HSBC, Bu gelişmeler ışığında kendi yatırım stratejileri konusunda şu değerlendirmelerde bulundu;
Doların güçlenmesi, mali teşvik, daha yüksek dış ticaret vergileri ve kurumsal vergi kesintileri ve düzenlemeden kaynaklanan sermaye girişleri beklentileri söz konusu.
Doların güçlenmesinin diğer yüzü, özellikle Asya ve Latin Amerika'da olmak üzere başka yerlerdeki para birimnlerinin zayıflığı. G10 ülkeleri içinde yeni gümrük vergileri kaynaklı endişelere en çok maruz kalan euro olacak.
Dolarda boğalar etkili olsa bile, bu rallinin önümüzdeki haftalarda ve aylarda durması veya tersine dönmesi nedeniyle yaşanabilecek gelişmelere karşı uyarıyor.
Doların ABD seçim sonuçlarına verdiği bu ilk boğa tepkisi, yukarıda belirtilen faktörlere dayanarak mantıklı görünüyor.
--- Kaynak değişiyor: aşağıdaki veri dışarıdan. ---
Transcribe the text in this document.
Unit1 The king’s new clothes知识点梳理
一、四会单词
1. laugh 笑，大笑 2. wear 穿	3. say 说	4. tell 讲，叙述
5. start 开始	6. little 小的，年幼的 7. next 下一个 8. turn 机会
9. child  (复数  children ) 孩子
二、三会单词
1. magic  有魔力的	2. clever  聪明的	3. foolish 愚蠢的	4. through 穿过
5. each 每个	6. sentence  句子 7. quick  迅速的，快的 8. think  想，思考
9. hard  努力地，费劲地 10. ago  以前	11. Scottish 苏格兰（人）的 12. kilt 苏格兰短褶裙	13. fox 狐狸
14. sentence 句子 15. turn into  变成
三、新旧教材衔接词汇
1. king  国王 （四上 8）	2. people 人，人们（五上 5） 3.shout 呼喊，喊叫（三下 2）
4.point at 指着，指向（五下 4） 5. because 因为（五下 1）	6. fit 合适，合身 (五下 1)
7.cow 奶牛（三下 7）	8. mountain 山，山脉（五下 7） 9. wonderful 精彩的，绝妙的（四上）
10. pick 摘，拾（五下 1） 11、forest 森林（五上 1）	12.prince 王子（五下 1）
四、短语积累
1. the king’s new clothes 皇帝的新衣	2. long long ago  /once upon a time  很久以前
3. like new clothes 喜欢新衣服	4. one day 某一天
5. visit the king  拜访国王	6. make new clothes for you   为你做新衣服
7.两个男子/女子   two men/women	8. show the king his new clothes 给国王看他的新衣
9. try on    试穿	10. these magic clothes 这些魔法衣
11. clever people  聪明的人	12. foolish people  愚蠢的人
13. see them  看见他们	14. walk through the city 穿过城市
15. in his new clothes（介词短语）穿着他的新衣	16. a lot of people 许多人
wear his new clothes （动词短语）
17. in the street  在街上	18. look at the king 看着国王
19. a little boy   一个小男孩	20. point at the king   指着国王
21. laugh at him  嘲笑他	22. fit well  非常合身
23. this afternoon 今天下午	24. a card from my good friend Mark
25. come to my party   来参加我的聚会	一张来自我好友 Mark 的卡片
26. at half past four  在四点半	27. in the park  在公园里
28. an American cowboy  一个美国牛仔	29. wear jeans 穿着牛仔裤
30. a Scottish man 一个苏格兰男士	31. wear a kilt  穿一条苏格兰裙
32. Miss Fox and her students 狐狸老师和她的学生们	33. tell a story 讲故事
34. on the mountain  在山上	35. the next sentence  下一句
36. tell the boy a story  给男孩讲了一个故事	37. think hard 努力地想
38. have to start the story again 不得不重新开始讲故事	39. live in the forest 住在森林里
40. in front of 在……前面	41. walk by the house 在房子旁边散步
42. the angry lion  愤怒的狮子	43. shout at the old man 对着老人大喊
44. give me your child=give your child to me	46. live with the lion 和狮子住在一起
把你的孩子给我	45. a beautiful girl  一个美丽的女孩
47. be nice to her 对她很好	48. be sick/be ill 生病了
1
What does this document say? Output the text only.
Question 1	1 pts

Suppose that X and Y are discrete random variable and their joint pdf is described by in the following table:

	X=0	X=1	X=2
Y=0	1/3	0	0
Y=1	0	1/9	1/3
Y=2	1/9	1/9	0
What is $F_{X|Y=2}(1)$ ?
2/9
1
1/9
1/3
Ancak, bu ilk dolar yükselişinin önümüzdeki haftalarda ve aylarda duraksaması veya tersine dönmesinin de olası olduğu unutulmamalı.
Sabit getirili yatırım araçları stratejisi
Bankaya göre, tahvil piyasaları seçimden çok önce Trump'ın zaferine hazırlanıyordu. Farklı vadelerdeki faiz oranları arasındaki daralma ABD faizlerinin Hazine Bonolarına kıyasla ortalamanın altında bir performans dönemi geçireceğini gösteriyor.
Başlangıçta hisse senetlerinde bir sıçrama bekleyen bankaya göre, potansiyel gümrük vergilerinin ve mali politikanın hisse senetleri üzerindeki etkisi beklenenden daha az olabilir.
Bankaya göre, temel zemin destekleyici olmaya devam ediyor: Şirket kârlarındaki büyüme, merkez bankasının gevşeme adımları, AI şirketleirnin kazançları ve potansiyel Çin teşviki gibi konular destekleyici zemini oluşturan unsurlar olarak sıralanabilir.
Daha güçlü aktivite gelişen piyasa varlıkları için beklentiler oluşturabilir
Olumsuz bir tepkinin ötesinde, gelişen piyasaların görünümü muhtemelen Trump'ın kampanya vaatlerini yerine getirip getirmemesine bağlı olacak. Bu vaatler vergi kesintileri ve tarife artışları yoluyla mali genişlemeyi içeriyor.
Bununla birlikte, ABD'deki daha güçlü aktivite, dünyanın diğer yerleriyle eşleşirse 2017'ye benzer şekilde gelişen piyasa varlıkları için daha iyi beklentiler anlamına gelebilir.
Altın jeopolitik risklerden destek alabilir
Altın, önerilen vergi ve harcama planlarına göre borç-GSYİH oranlarının artması muhtemel olduğundan Trump'ın mali politikaları tarafından desteklenebilir.
Raporda, "Tarife artışları ve enflasyon ve bunların dış ticaret üzerindeki etkileri altını destekleyebilir ve Fed'in bağımsızlığına yönelik herhangi bir meydan okuma da destekleyici olacaktır. Altın, dış politikadaki bir değişime eşlik edebilecek artan jeopolitik risklerden destek alabilir" ifadeleri yer aldı.